The Deadly Touch of the Tigress
By Ian Hamilton
Sphere 416pp £12.99
Ava Lee is a Chinese Canadian with a useful network of ‘uncles’ and other relatives spread across the globe. Ava is tiny (though with big breasts), pretty and dangerously skilled in obscure martial arts. She is also very rich, a lesbian and a lapsed Catholic. But this is no updated Modesty Blaise, for it’s hard to believe in a thriller heroine who is – of all things – a forensic accountant, and equally hard to care about an adventure concerning the payment for a shipment of frozen fish. Of course, Ava’s financial training comes in very handy for following the money, but in the end that’s all she’s doing – tracking down a crooked fish importer who cheated his partner out of his share of the profit. The story is quite instructive and backed up by lots of well-researched detail, so readers will learn more about frozen shellfish than they could ever have wanted to know; I learned more than I will ever really understand about shifting vast sums of money between continents and laundering it on the way.
Brodmaw Bay
By F G Cottam
Hodder & Stoughton 352pp £19.99
A trendy London family flees to the country after their schoolboy son is mugged in the street. They buy an apparently ideal home in a village in Cornwall, somewhere near St Mawes – as it happens, quite near where I live myself. I had difficulty suspending disbelief as Brodmaw Bay is described. It is unspoilt, idyllic, a survival from the days before chain stores, takeaways and mass tourism: as if! This down-to-earth London family soon finds itself embroiled in a lethally dangerous world of myth, legend and the supernatural.
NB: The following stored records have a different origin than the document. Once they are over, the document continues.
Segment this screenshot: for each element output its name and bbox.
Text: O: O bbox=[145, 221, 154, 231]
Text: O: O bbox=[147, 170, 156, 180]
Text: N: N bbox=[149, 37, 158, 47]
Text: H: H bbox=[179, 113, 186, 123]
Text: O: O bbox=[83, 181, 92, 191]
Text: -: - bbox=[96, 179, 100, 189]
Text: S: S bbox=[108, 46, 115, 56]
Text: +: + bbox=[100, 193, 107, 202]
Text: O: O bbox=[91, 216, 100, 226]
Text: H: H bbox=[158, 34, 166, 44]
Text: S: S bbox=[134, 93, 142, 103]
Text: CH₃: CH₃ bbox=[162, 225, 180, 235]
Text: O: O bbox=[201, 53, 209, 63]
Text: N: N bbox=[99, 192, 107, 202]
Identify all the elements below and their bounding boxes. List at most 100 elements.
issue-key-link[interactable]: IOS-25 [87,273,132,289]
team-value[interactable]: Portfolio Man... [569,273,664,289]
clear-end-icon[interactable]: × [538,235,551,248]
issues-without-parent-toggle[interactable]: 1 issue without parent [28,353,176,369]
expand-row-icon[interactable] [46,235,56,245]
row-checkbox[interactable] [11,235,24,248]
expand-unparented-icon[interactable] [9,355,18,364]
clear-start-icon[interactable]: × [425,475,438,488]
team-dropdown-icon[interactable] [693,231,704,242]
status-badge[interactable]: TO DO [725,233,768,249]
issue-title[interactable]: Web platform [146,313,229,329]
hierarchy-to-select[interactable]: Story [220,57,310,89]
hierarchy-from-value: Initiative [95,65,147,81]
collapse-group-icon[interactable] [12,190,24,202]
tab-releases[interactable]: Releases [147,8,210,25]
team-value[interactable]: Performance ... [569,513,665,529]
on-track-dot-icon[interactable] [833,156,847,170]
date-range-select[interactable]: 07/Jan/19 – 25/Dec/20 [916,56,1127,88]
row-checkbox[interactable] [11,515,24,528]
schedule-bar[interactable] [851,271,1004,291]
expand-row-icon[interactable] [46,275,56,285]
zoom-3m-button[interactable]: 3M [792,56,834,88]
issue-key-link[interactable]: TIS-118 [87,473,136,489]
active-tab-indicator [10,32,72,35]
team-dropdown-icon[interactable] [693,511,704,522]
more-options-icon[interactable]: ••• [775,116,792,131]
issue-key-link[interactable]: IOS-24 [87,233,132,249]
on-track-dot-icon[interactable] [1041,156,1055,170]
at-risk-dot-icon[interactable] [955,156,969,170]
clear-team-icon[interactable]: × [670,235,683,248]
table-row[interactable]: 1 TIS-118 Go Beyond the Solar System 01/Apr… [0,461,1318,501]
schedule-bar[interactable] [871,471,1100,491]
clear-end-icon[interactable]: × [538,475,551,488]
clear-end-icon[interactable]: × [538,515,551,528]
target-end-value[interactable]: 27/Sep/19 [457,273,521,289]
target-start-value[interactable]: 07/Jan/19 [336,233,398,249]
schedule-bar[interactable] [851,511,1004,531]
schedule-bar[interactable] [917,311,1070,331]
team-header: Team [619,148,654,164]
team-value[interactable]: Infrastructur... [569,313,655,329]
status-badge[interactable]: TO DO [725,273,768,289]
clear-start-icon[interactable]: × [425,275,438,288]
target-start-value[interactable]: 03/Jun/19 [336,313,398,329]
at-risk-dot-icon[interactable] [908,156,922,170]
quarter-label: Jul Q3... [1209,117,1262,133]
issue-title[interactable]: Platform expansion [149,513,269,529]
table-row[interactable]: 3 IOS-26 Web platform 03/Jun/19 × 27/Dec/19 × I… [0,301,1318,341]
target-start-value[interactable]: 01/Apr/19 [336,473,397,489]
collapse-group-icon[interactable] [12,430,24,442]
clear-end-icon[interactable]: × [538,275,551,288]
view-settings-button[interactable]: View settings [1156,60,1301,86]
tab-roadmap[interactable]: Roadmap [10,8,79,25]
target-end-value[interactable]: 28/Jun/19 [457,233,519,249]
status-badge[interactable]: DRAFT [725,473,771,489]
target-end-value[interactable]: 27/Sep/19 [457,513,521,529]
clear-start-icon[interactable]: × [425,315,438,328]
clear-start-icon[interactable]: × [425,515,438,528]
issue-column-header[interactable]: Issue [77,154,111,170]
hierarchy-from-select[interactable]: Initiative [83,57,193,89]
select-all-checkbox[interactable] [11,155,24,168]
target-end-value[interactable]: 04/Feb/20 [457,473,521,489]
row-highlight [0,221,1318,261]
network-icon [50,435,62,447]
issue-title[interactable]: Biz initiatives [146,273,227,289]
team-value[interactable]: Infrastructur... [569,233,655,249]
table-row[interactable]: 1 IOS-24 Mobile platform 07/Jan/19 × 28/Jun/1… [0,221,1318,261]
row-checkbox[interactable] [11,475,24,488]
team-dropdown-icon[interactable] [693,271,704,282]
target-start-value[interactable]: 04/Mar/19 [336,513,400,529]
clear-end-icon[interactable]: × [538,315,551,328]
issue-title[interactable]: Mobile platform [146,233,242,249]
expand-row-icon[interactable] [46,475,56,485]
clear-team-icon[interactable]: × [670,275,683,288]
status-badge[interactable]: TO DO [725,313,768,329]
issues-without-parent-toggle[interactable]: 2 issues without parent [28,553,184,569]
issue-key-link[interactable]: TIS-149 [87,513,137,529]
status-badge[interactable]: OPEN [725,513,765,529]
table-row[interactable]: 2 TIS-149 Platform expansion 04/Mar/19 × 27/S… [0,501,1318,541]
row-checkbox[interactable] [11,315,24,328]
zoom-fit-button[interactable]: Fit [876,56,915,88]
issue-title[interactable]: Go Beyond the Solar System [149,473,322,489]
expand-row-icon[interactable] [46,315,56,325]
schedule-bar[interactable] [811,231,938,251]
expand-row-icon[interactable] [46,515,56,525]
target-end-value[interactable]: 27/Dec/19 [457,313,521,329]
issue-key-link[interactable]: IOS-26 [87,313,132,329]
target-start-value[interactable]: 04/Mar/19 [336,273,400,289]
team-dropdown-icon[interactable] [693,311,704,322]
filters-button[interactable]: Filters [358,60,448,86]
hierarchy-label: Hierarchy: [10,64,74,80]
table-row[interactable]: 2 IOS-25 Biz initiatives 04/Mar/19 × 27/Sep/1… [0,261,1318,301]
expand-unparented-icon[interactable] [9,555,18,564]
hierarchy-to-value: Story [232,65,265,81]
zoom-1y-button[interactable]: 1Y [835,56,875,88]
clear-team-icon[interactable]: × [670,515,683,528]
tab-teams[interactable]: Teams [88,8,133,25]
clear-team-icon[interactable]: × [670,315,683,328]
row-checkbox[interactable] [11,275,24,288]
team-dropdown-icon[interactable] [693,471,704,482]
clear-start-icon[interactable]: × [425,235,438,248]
This down-to-earth reviewer found their story well written but unpersuasive.
Prague Fatale
By Philip Kerr
Quercus 416pp £17.99
The eighth episode in the prizewinning Bernie Gunther series jumps backwards from the postwar years of the preceding two volumes and takes the policeman-narrator to Berlin in 1941, with its permanent atmosphere of terror and tyranny, as well as food shortages and air raids. Gunther has returned from the Eastern Front, where he has seen and been involved in the massacre of innocents. He is haunted by guilt and remorse. When he is summoned to Prague by his old boss Heydrich, Gunther realises that all the officials he meets know exactly what is happening in the East. It would not be surprising if the knowledge drove them to suicide, but when an officer is found shot dead in a locked room it quickly becomes obvious that it was murder. Gripping though Philip Kerr’s writing always is, this isn’t one of his most successful books. It’s just too melancholy, too full of hideous cruelty, too overshadowed by what we all know.